Saturday, March 19, 2005

The Oldest Patron and the Lost Wodehouse

Note:

The author must take this opportunity to thank P.G. Wodehouse for providing him with so potent a story telling technique as Mr. Mulliner. Many people have narrated fables, starting from Aesop down. But none has done it as Wodehouse has. I bow down to thee, maitre.

Prolog:

It was on a sweaty, steaming Chennai afternoon that Arjun, and I walked in to the tea shop. The tea shop was a local landmark, not just because of the tasteless, insipid tea that it served, but for a person everyone knew merely as the Oldest Patron.

The Oldest Patron had been a fixture at the tea shop ever since anybody could remember. Some say that he was there, at the very same seat, when Mangal Pandey stormed Delhi in 1857’s war of independence. Other more honest people have spoken of how he once condemned Lord Wavell and Lord Mountbatten roundly for their ineptitude, while sipping on hot tea.

The Oldest Patron was a gifted story-teller. He had a story for every moment – stories which ranged from the sublime to the crass. He had a story to tell everyone – whether they wanted to hear it or not. This story is a story about one of his stories.

Arjun and I ordered glasses of tea and settled down near the chair that was, as always, occupied by the Oldest Patron. The Oldest Patron turned a kindly glance towards us and went back to downing his fifth glass. We sunk deep into the comfortable chairs and began to wait for the glasses of tea. Arjun lit a cigarette thoughtfully and began to puff away meditatively, prolonging an already pregnant silence.

It was I who broke the silence.

‘Do you know that ass Shankar?’

‘Yeah…who doesn’t? He’s so weighed down by the moolah he can hardly walk’, said Arjun.

‘Well, he just got himself a new bike.’

Arjun was not too surprised. It was just the kind of thing one would expect Shankar to do.

‘Oh well…’, said he, in the resigned tone of a man who dodged tickets in PTC buses everyday.

‘That’s not what’s stunning and mind-numbing!’, interrupted I, ‘ The egg-head could have sold his old steed for a cool 40,000 rupees. But he chose to dispose of it…’

Arjun jumped up with a start.

It is always a terrible shock for a man who has thirsted for a tricycle and never got one to hear of men who throw their bikes into trash cans.

‘Er…okay, not exactly disposed… he gave it away to his friend’s sister-in-law’s cousin’s husband’s brother-in-law’s driver. It turns out that the bloke had been admiring the bike after dropping the friend’s sister’-in-law’s cousin’s husband’s brother-in-law at his place. And the old chap espied him giving it the covetous eye. He gave it to the driver for a song! Payment deferred…’

‘Payment deferred?’

‘Payment deferred. Pay when you want…’

Arjun buried his hands between his head, or rather the other way around, and began to groan.
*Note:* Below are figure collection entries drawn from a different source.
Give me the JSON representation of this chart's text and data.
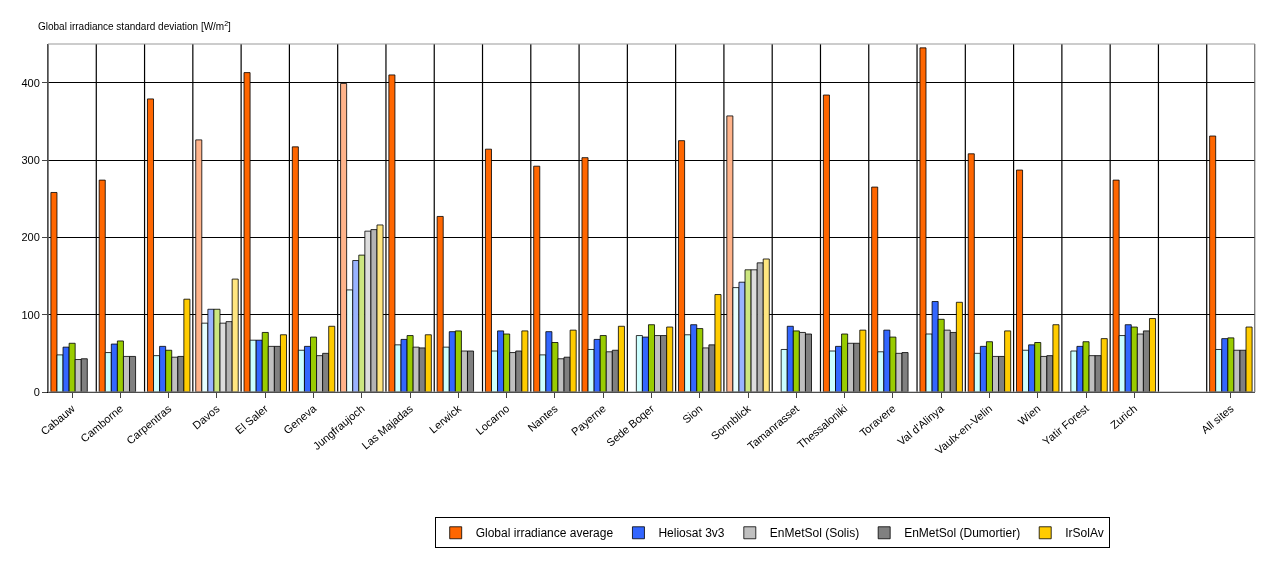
{
  "chart_data": {
    "type": "bar",
    "ylabel": "Global irradiance standard deviation [W/m$^{2}$]",
    "categories": [
      "Cabauw",
      "Camborne",
      "Carpentras",
      "Davos",
      "El Saler",
      "Geneva",
      "Jungfraujoch",
      "Las Majadas",
      "Lerwick",
      "Locarno",
      "Nantes",
      "Payerne",
      "Sede Boqer",
      "Sion",
      "Sonnblick",
      "Tamanrasset",
      "Thessaloniki",
      "Toravere",
      "Val d'Alinya",
      "Vaulx-en-Velin",
      "Wien",
      "Yatir Forest",
      "Zurich",
      null,
      "All sites"
    ],
    "series": [
      {
        "name": "Global irradiance average",
        "colors": [
          "#ff6600",
          "#ff6600",
          "#ff6600",
          "#ffb38a",
          "#ff6600",
          "#ff6600",
          "#ffb38a",
          "#ff6600",
          "#ff6600",
          "#ff6600",
          "#ff6600",
          "#ff6600",
          "#ff6600",
          "#ff6600",
          "#ffb38a",
          "#ff6600",
          "#ff6600",
          "#ff6600",
          "#ff6600",
          "#ff6600",
          "#ff6600",
          "#ff6600",
          "#ff6600",
          "#ff6600",
          "#ff6600"
        ],
        "values": [
          258,
          274,
          379,
          326,
          413,
          317,
          399,
          410,
          227,
          314,
          292,
          303,
          null,
          325,
          357,
          null,
          384,
          265,
          445,
          308,
          287,
          null,
          274,
          null,
          331
        ]
      },
      {
        "colors": [
          "#ccffff",
          "#ccffff",
          "#ccffff",
          "#e6ffff",
          "#ccffff",
          "#ccffff",
          "#e6ffff",
          "#ccffff",
          "#ccffff",
          "#ccffff",
          "#ccffff",
          "#ccffff",
          "#ccffff",
          "#ccffff",
          "#e6ffff",
          "#ccffff",
          "#ccffff",
          "#ccffff",
          "#ccffff",
          "#ccffff",
          "#ccffff",
          "#ccffff",
          "#ccffff",
          "#ccffff",
          "#ccffff"
        ],
        "values": [
          48,
          51,
          47,
          89,
          67,
          54,
          132,
          61,
          58,
          53,
          48,
          55,
          73,
          74,
          135,
          55,
          53,
          52,
          75,
          50,
          54,
          53,
          73,
          null,
          55
        ]
      },
      {
        "name": "Heliosat 3v3",
        "colors": [
          "#3366ff",
          "#3366ff",
          "#3366ff",
          "#99b3ff",
          "#3366ff",
          "#3366ff",
          "#99b3ff",
          "#3366ff",
          "#3366ff",
          "#3366ff",
          "#3366ff",
          "#3366ff",
          "#3366ff",
          "#3366ff",
          "#99b3ff",
          "#3366ff",
          "#3366ff",
          "#3366ff",
          "#3366ff",
          "#3366ff",
          "#3366ff",
          "#3366ff",
          "#3366ff",
          "#3366ff",
          "#3366ff"
        ],
        "values": [
          58,
          62,
          59,
          107,
          67,
          59,
          170,
          68,
          78,
          79,
          78,
          68,
          71,
          87,
          142,
          85,
          59,
          80,
          117,
          59,
          61,
          59,
          87,
          null,
          69
        ]
      },
      {
        "colors": [
          "#99cc00",
          "#99cc00",
          "#99cc00",
          "#cce680",
          "#99cc00",
          "#99cc00",
          "#cce680",
          "#99cc00",
          "#99cc00",
          "#99cc00",
          "#99cc00",
          "#99cc00",
          "#99cc00",
          "#99cc00",
          "#cce680",
          "#99cc00",
          "#99cc00",
          "#99cc00",
          "#99cc00",
          "#99cc00",
          "#99cc00",
          "#99cc00",
          "#99cc00",
          "#99cc00",
          "#99cc00"
        ],
        "values": [
          63,
          66,
          54,
          107,
          77,
          71,
          177,
          73,
          79,
          75,
          64,
          73,
          87,
          82,
          158,
          79,
          75,
          71,
          94,
          65,
          64,
          65,
          84,
          null,
          70
        ]
      },
      {
        "name": "EnMetSol (Solis)",
        "colors": [
          "#c0c0c0",
          "#c0c0c0",
          "#c0c0c0",
          "#dddddd",
          "#c0c0c0",
          "#c0c0c0",
          "#dddddd",
          "#c0c0c0",
          "#c0c0c0",
          "#c0c0c0",
          "#c0c0c0",
          "#c0c0c0",
          "#c0c0c0",
          "#c0c0c0",
          "#dddddd",
          "#c0c0c0",
          "#c0c0c0",
          "#c0c0c0",
          "#c0c0c0",
          "#c0c0c0",
          "#c0c0c0",
          "#c0c0c0",
          "#c0c0c0",
          "#c0c0c0",
          "#c0c0c0"
        ],
        "values": [
          42,
          46,
          45,
          89,
          59,
          47,
          208,
          58,
          53,
          51,
          43,
          52,
          73,
          57,
          158,
          77,
          63,
          50,
          80,
          46,
          46,
          47,
          75,
          null,
          54
        ]
      },
      {
        "name": "EnMetSol (Dumortier)",
        "colors": [
          "#808080",
          "#808080",
          "#808080",
          "#b3b3b3",
          "#808080",
          "#808080",
          "#b3b3b3",
          "#808080",
          "#808080",
          "#808080",
          "#808080",
          "#808080",
          "#808080",
          "#808080",
          "#b3b3b3",
          "#808080",
          "#808080",
          "#808080",
          "#808080",
          "#808080",
          "#808080",
          "#808080",
          "#808080",
          "#808080",
          "#808080"
        ],
        "values": [
          43,
          46,
          46,
          91,
          59,
          50,
          210,
          57,
          53,
          53,
          45,
          54,
          73,
          61,
          167,
          75,
          63,
          51,
          77,
          46,
          47,
          47,
          79,
          null,
          54
        ]
      },
      {
        "name": "IrSolAv",
        "colors": [
          "#ffcc00",
          "#ffcc00",
          "#ffcc00",
          "#ffe680",
          "#ffcc00",
          "#ffcc00",
          "#ffe680",
          "#ffcc00",
          "#ffcc00",
          "#ffcc00",
          "#ffcc00",
          "#ffcc00",
          "#ffcc00",
          "#ffcc00",
          "#ffe680",
          "#ffcc00",
          "#ffcc00",
          "#ffcc00",
          "#ffcc00",
          "#ffcc00",
          "#ffcc00",
          "#ffcc00",
          "#ffcc00",
          "#ffcc00",
          "#ffcc00"
        ],
        "values": [
          null,
          null,
          120,
          146,
          74,
          85,
          216,
          74,
          null,
          79,
          80,
          85,
          84,
          126,
          172,
          null,
          80,
          null,
          116,
          79,
          87,
          69,
          95,
          null,
          84
        ]
      }
    ],
    "ylim": [
      0,
      450
    ],
    "yticks": [
      0,
      100,
      200,
      300,
      400
    ],
    "grid": true,
    "legend": "bottom"
  }
}
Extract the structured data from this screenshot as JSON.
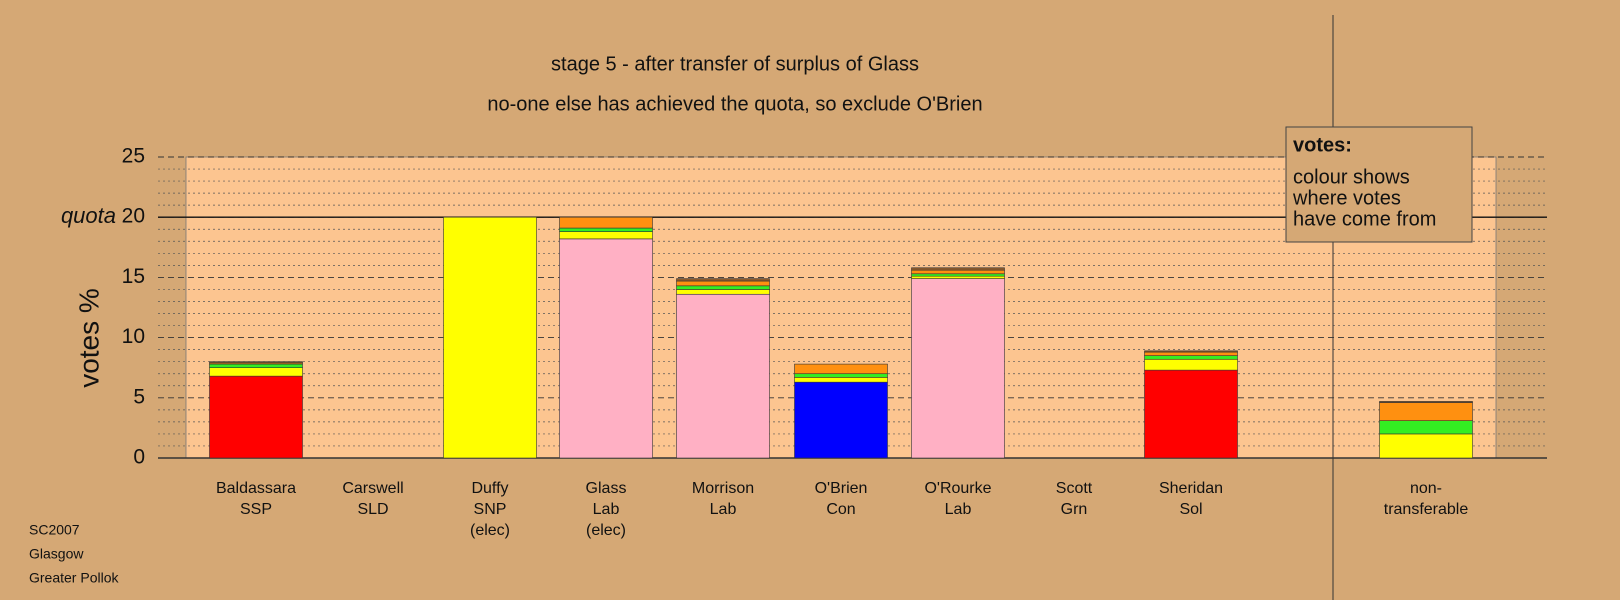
{
  "chart_data": {
    "type": "stacked-bar",
    "title": "stage 5 - after transfer of surplus of Glass",
    "subtitle": "no-one else has achieved the quota, so exclude O'Brien",
    "ylabel": "votes %",
    "quota": {
      "value": 20,
      "label": "quota"
    },
    "categories": [
      [
        "Baldassara",
        "SSP"
      ],
      [
        "Carswell",
        "SLD"
      ],
      [
        "Duffy",
        "SNP",
        "(elec)"
      ],
      [
        "Glass",
        "Lab",
        "(elec)"
      ],
      [
        "Morrison",
        "Lab"
      ],
      [
        "O'Brien",
        "Con"
      ],
      [
        "O'Rourke",
        "Lab"
      ],
      [
        "Scott",
        "Grn"
      ],
      [
        "Sheridan",
        "Sol"
      ],
      [
        "non-",
        "transferable"
      ]
    ],
    "series": [
      {
        "color": "#ff0000",
        "values": [
          6.8,
          0,
          0,
          0,
          0,
          0,
          0,
          0,
          7.3,
          0
        ]
      },
      {
        "color": "#0000ff",
        "values": [
          0,
          0,
          0,
          0,
          0,
          6.3,
          0,
          0,
          0,
          0
        ]
      },
      {
        "color": "#ffb0c4",
        "values": [
          0,
          0,
          0,
          18.2,
          13.6,
          0,
          14.9,
          0,
          0,
          0
        ]
      },
      {
        "color": "#ffff00",
        "values": [
          0.7,
          0,
          20,
          0.6,
          0.4,
          0.4,
          0.2,
          0,
          0.9,
          2.0
        ]
      },
      {
        "color": "#33ee22",
        "values": [
          0.3,
          0,
          0,
          0.3,
          0.3,
          0.3,
          0.2,
          0,
          0.3,
          1.1
        ]
      },
      {
        "color": "#ff9010",
        "values": [
          0.1,
          0,
          0,
          0.9,
          0.4,
          0.8,
          0.3,
          0,
          0.3,
          1.5
        ]
      },
      {
        "color": "#8b5a2b",
        "values": [
          0.1,
          0,
          0,
          0,
          0.2,
          0,
          0.2,
          0,
          0.1,
          0.1
        ]
      }
    ],
    "ylim": [
      0,
      25
    ],
    "yticks": [
      0,
      5,
      10,
      15,
      20,
      25
    ],
    "grid": true,
    "legend": {
      "title": "votes:",
      "lines": [
        "colour shows",
        "where votes",
        "have come from"
      ]
    },
    "footer": [
      "SC2007",
      "Glasgow",
      "Greater Pollok"
    ]
  }
}
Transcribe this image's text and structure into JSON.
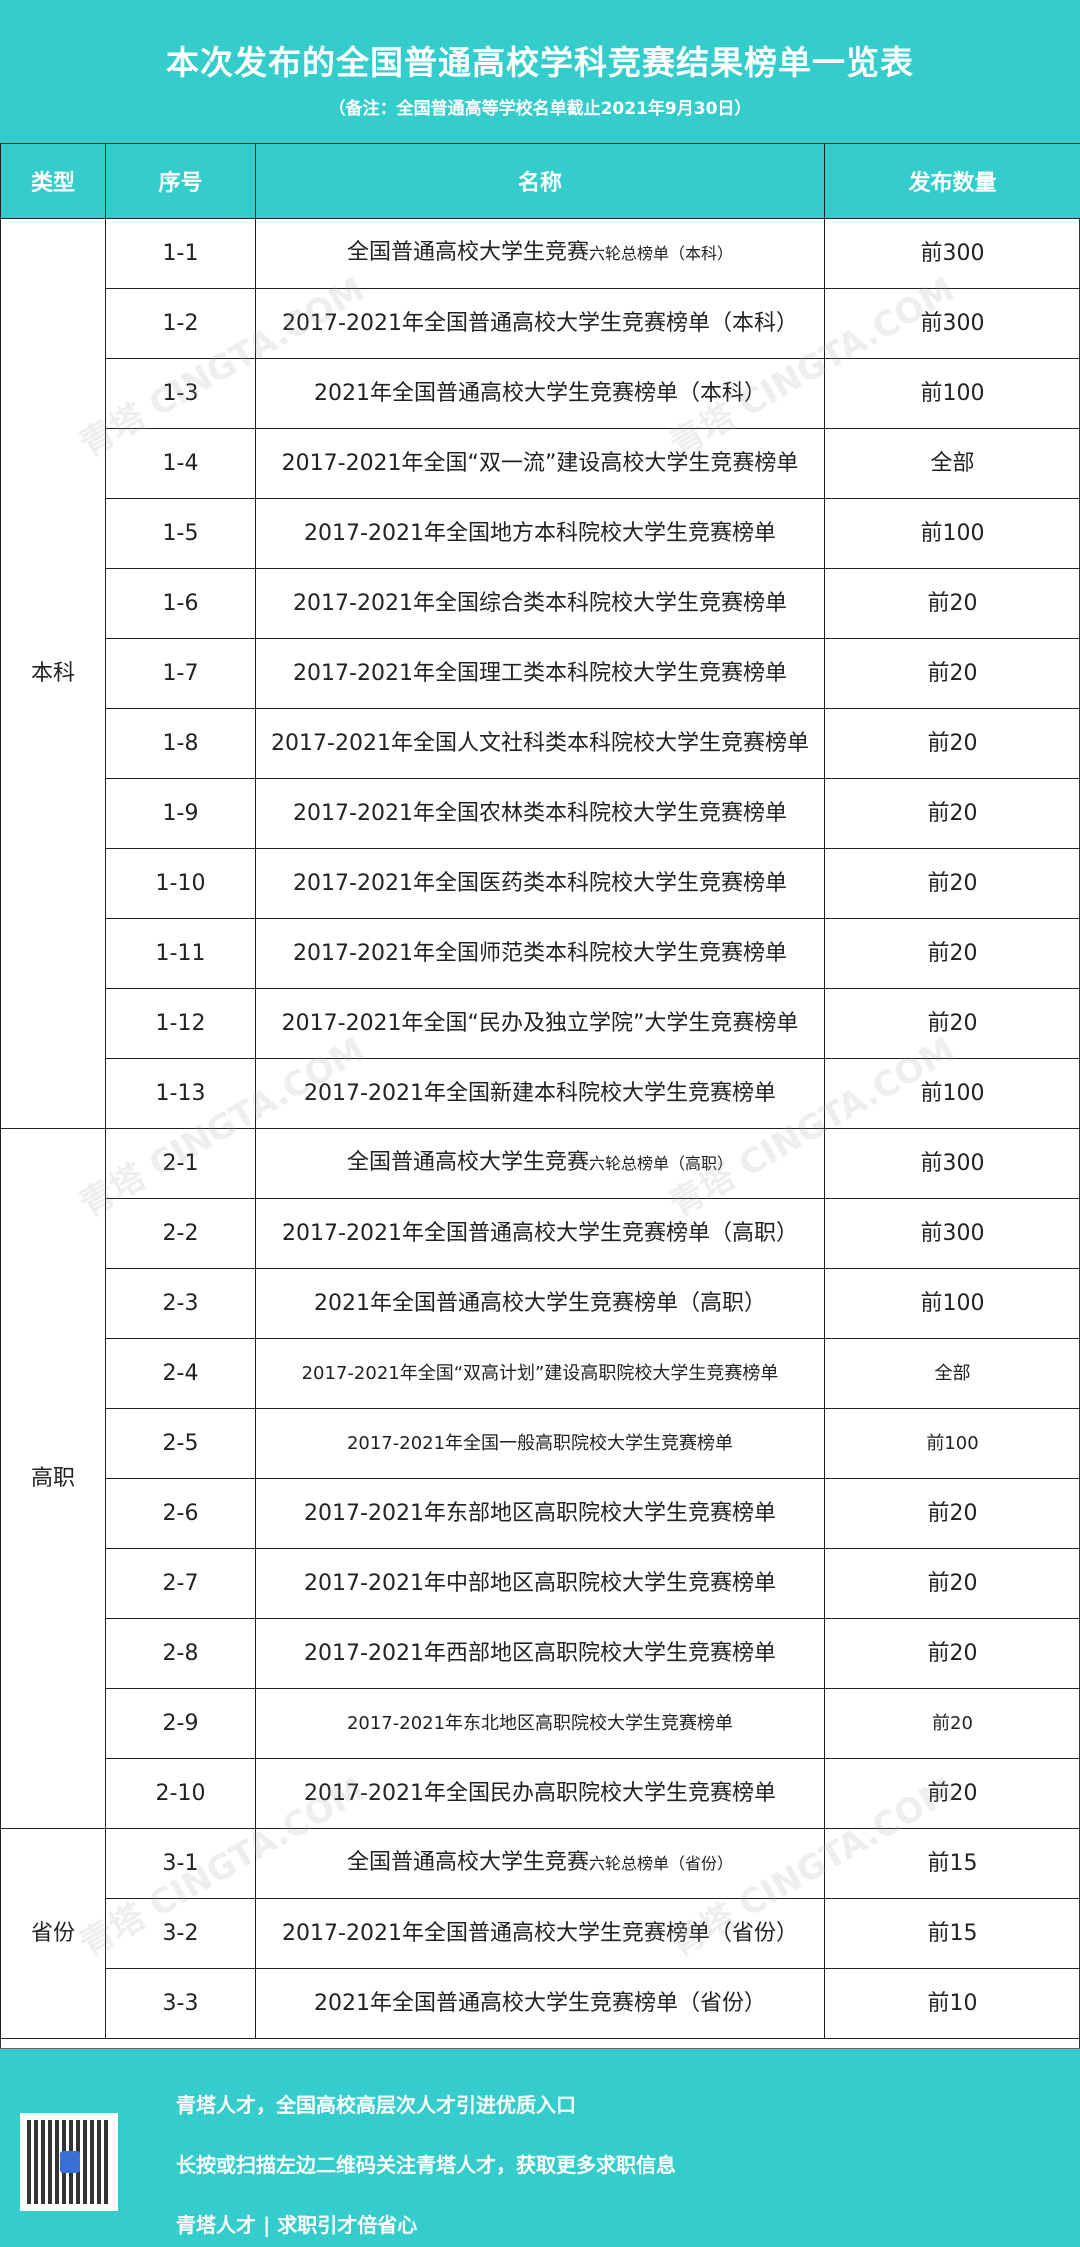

The Oldest Patron, who had till then appeared to be engrossed in his tea, woke up with a start.

‘Heh Heh, m’lads. This chap has thrown away a bike. A mere motorbike. A plaything for an idle hour, and nothing more. I remember back when Hanif Mohammed’s team toured India…’, started the Oldest Patron.

Arjun and I had seen this happen too many times not to sense the danger. We’d seen strong men literally tied to their chairs for hours listening to the Oldest Patron’s stories. We tried to sidle away, telling him how we were expected back in college any minute and how our professor would impale us if he did not see us back in class within the next three minutes.

But the Oldest Patron had a glittering eye that was last seen in the person of the ancient mariner. And it was that he put to use upon us when he began to unravel the story…

‘To come back to the story before you curs so rudely interrupted me… Back when Hanif Mohammed’s team toured India, there occurred a strange…occurrence. I was then a wee lad, and I did something a lot stranger. I THREW A P.G. WODEHOUSE BOOK INTO THE TRASH CAN…’

A stunned silence enveloped the tea shop as he uttered these words. Words, which in itself, were sacrilegious.